Herein, each of the terms – in its individual meaning – depends on the other ones. Let us think of some examples. To be understood and fulfill its function in culture,  the notion ‘law’ relies on its links to related notions like ‘justice’, ‘ruling’, ‘order’ ‘legality’ or ‘law-breaking’. The notion ‘breaking the law’ needs a presupposed and in the metal scene shared understanding of terms like ‘law’, ‘morality’ or ‘crime’.

If we take Judas Priest’s classic ‘Breaking The Law’ once more as a paradigmatic example, this approach makes us look at the lyrics in a new way:

There I was completely wasted, out of work and down
All inside it’s so frustrating as I drift from town to town
Feel as though nobody cares if I live or die
So I might as well begin to put some action in my life

Breaking the law, breaking the law
Breaking the law, breaking the law
Breaking the law, breaking the law
Breaking the law, breaking the law

So much for the golden future I can’t even start
I’ve had every promise broken, there’s anger in my heart
You don’t know what it’s like, you don’t have a clue
If you did you’d find yourselves doing the same thing too

Breaking the law, breaking the law
Breaking the law, breaking the law
Breaking the law, breaking the law
Breaking the law, breaking the law…3

In red and bold, I marked the notions that are relevant for these heuristics.

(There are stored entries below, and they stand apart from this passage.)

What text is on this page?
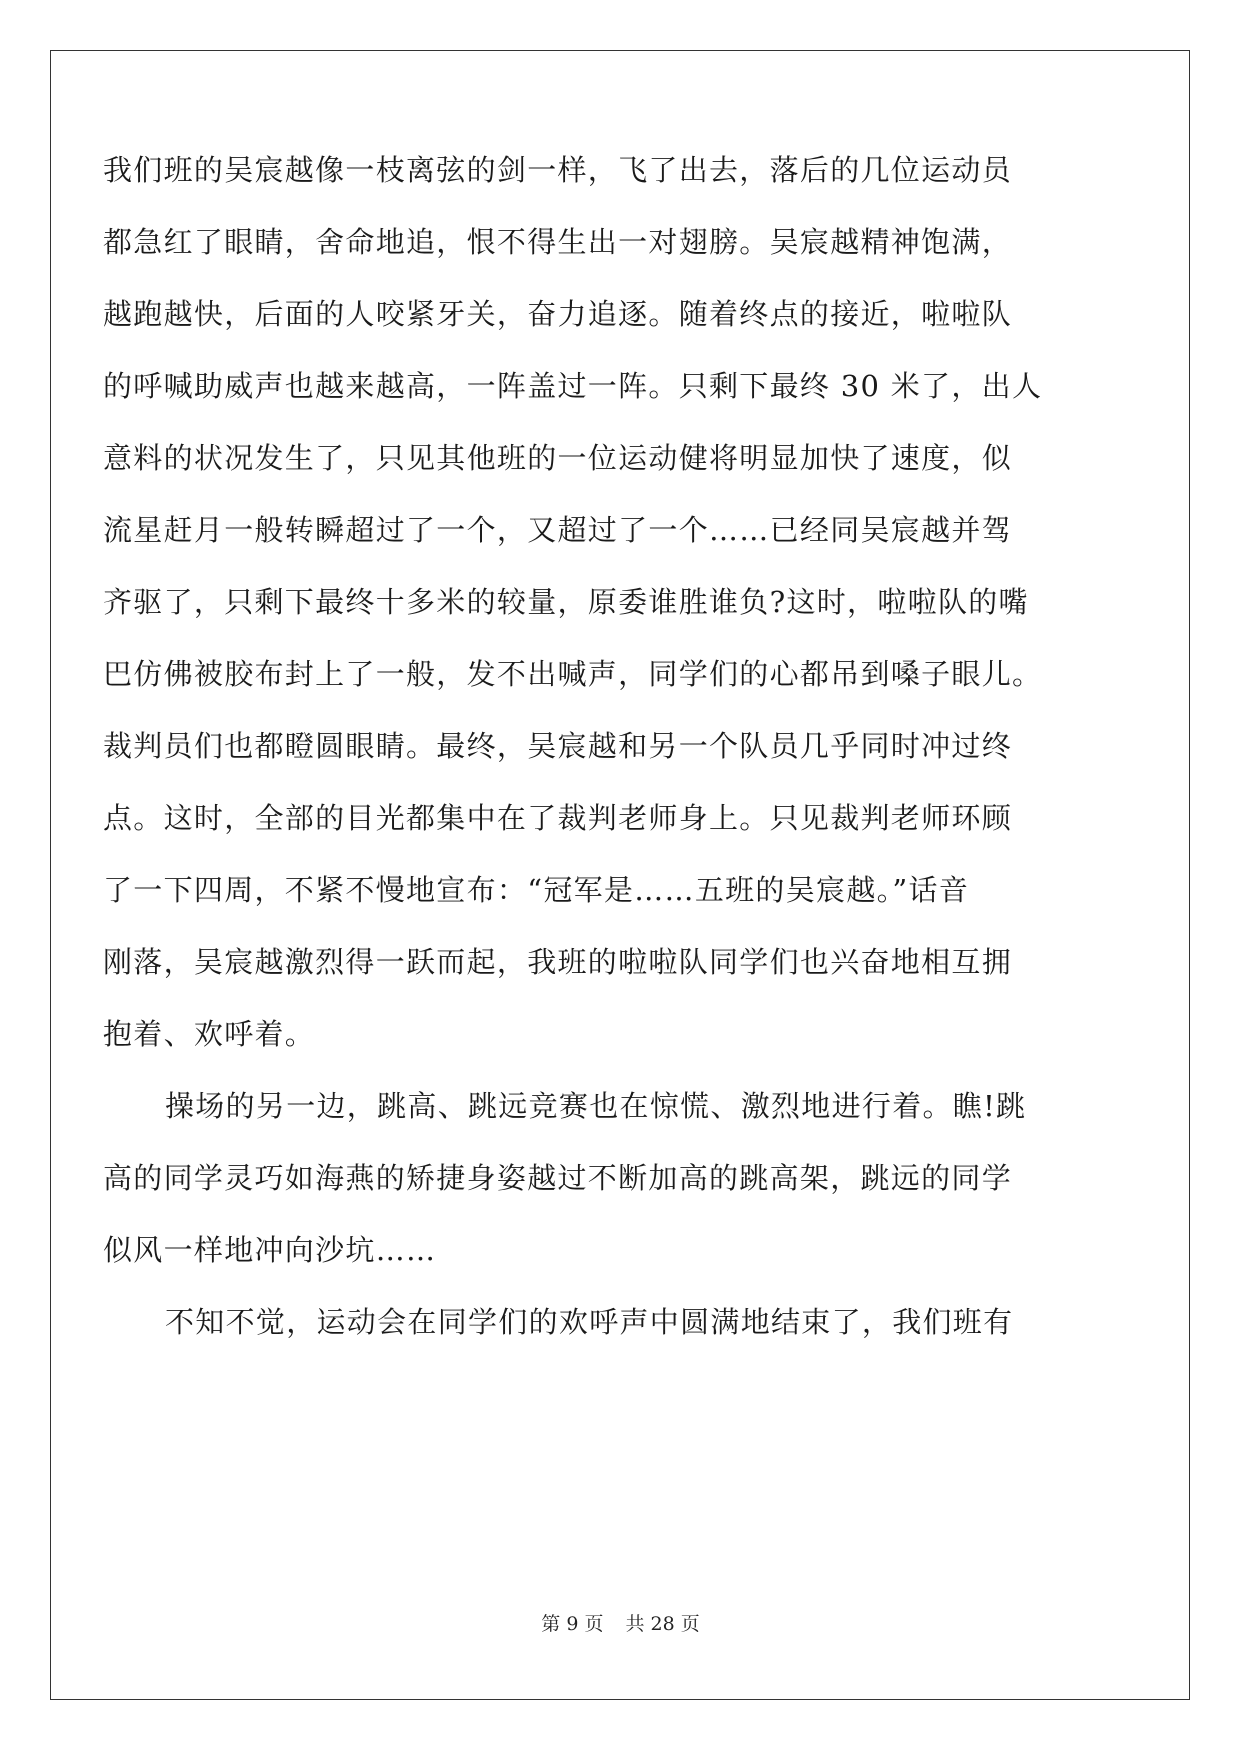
我们班的吴宸越像一枝离弦的剑一样，飞了出去，落后的几位运动员
都急红了眼睛，舍命地追，恨不得生出一对翅膀。吴宸越精神饱满，
越跑越快，后面的人咬紧牙关，奋力追逐。随着终点的接近，啦啦队
的呼喊助威声也越来越高，一阵盖过一阵。只剩下最终 30 米了，出人
意料的状况发生了，只见其他班的一位运动健将明显加快了速度，似
流星赶月一般转瞬超过了一个，又超过了一个……已经同吴宸越并驾
齐驱了，只剩下最终十多米的较量，原委谁胜谁负?这时，啦啦队的嘴
巴仿佛被胶布封上了一般，发不出喊声，同学们的心都吊到嗓子眼儿。
裁判员们也都瞪圆眼睛。最终，吴宸越和另一个队员几乎同时冲过终
点。这时，全部的目光都集中在了裁判老师身上。只见裁判老师环顾
了一下四周，不紧不慢地宣布：“冠军是……五班的吴宸越。”话音
刚落，吴宸越激烈得一跃而起，我班的啦啦队同学们也兴奋地相互拥
抱着、欢呼着。
操场的另一边，跳高、跳远竞赛也在惊慌、激烈地进行着。瞧!跳
高的同学灵巧如海燕的矫捷身姿越过不断加高的跳高架，跳远的同学
似风一样地冲向沙坑……
不知不觉，运动会在同学们的欢呼声中圆满地结束了，我们班有
第 9 页 共 28 页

Analytically and philosophically, it might be very risky, even problematic to integrate not only individual notions (e.g. ‘law’ or ‘anger’) but entire word groups or clauses (e.g. ‘breaking the law’, ‘every promise broken’, ‘out of work’) into such a family of terms. This needs more and accurate thinking.

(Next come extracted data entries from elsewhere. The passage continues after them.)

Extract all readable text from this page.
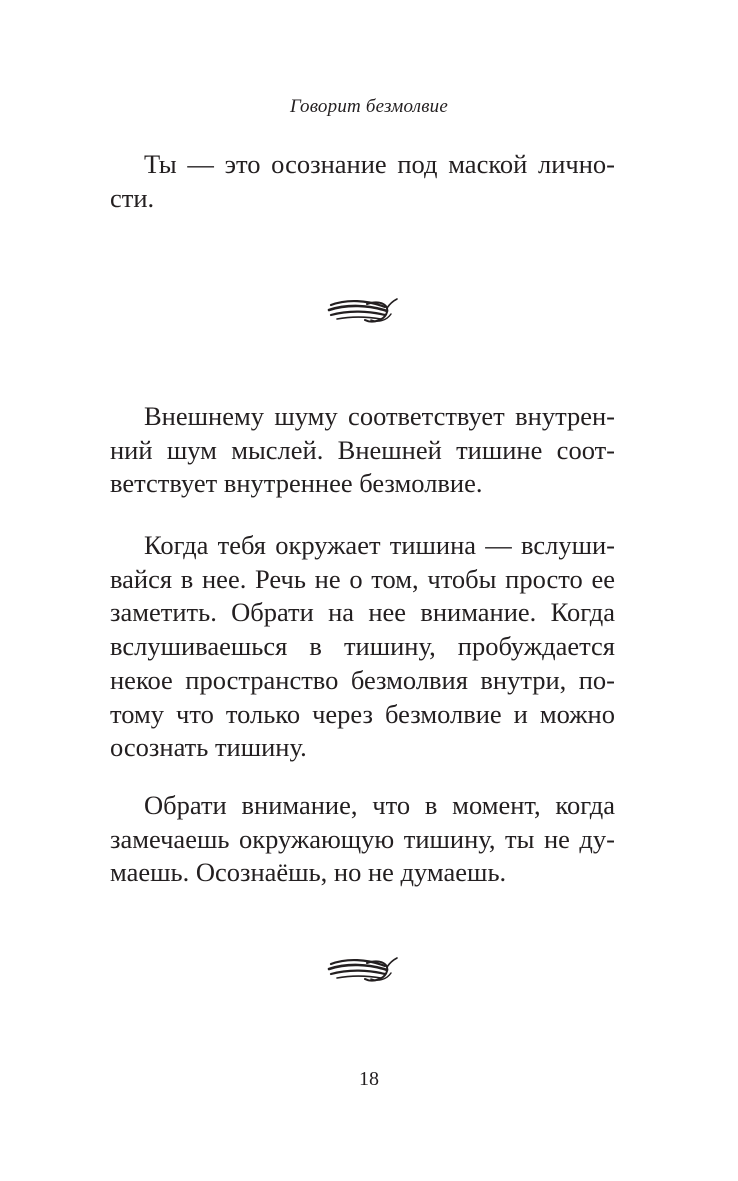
Говорит безмолвие

Ты — это осознание под маской лично-
сти.

Внешнему шуму соответствует внутрен-
ний шум мыслей. Внешней тишине соот-
ветствует внутреннее безмолвие.

Когда тебя окружает тишина — вслуши-
вайся в нее. Речь не о том, чтобы просто ее
заметить. Обрати на нее внимание. Когда
вслушиваешься в тишину, пробуждается
некое пространство безмолвия внутри, по-
тому что только через безмолвие и можно
осознать тишину.

Обрати внимание, что в момент, когда
замечаешь окружающую тишину, ты не ду-
маешь. Осознаёшь, но не думаешь.

18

Yet what we gain from this is heuristically highly useful. We see very clearly that the categories of norm-related sonic knowledge in the lyrics (e.g. ‘law’, ‘breaking the law’) – in the constitution of their meanings – are closely linked to key aspects of metal culture like anger, frustration, or freedom. And further, these notions are linked to the sounds and music of heavy metal.4 A word cloud would arrange the lyrics in this way:

In a nutshell, these heuristics should make us able to identify the semantic and analytical links between the different categories of norm-related sonic knowledge. Moreover and equally important, they make visible the linkages to the mental, sonic, visual, and emotional ‘moods’ and dynamics of metal culture.

  1. See D. Davidson, The Essential Davidson. Oxford: Oxford University Press. 2006; D. Davidson, Truth, Language, and History: Philosophical Essays, Oxford: Oxford University Press. 2005; D. Davidson, Truth and Predication. Cambridge, Mass.: Harvard University Press. 2005. 

  2. See C. Bezzel: Wittgenstein zur Einführung. Junius, Hamburg 2000, L. Wittgenstein, Philosophische Untersuchungen. Frankfurt: WBG, 2001. 

  3. Lyrics to Judas Priest, ‘Breaking The Law’, on British Steel, 1980. 

  4. R. Walser, Running with the Devil. Power, Gender, and Madness in Heavy Metal Music. Middletown, CT: Wesleyan University Press, 2014.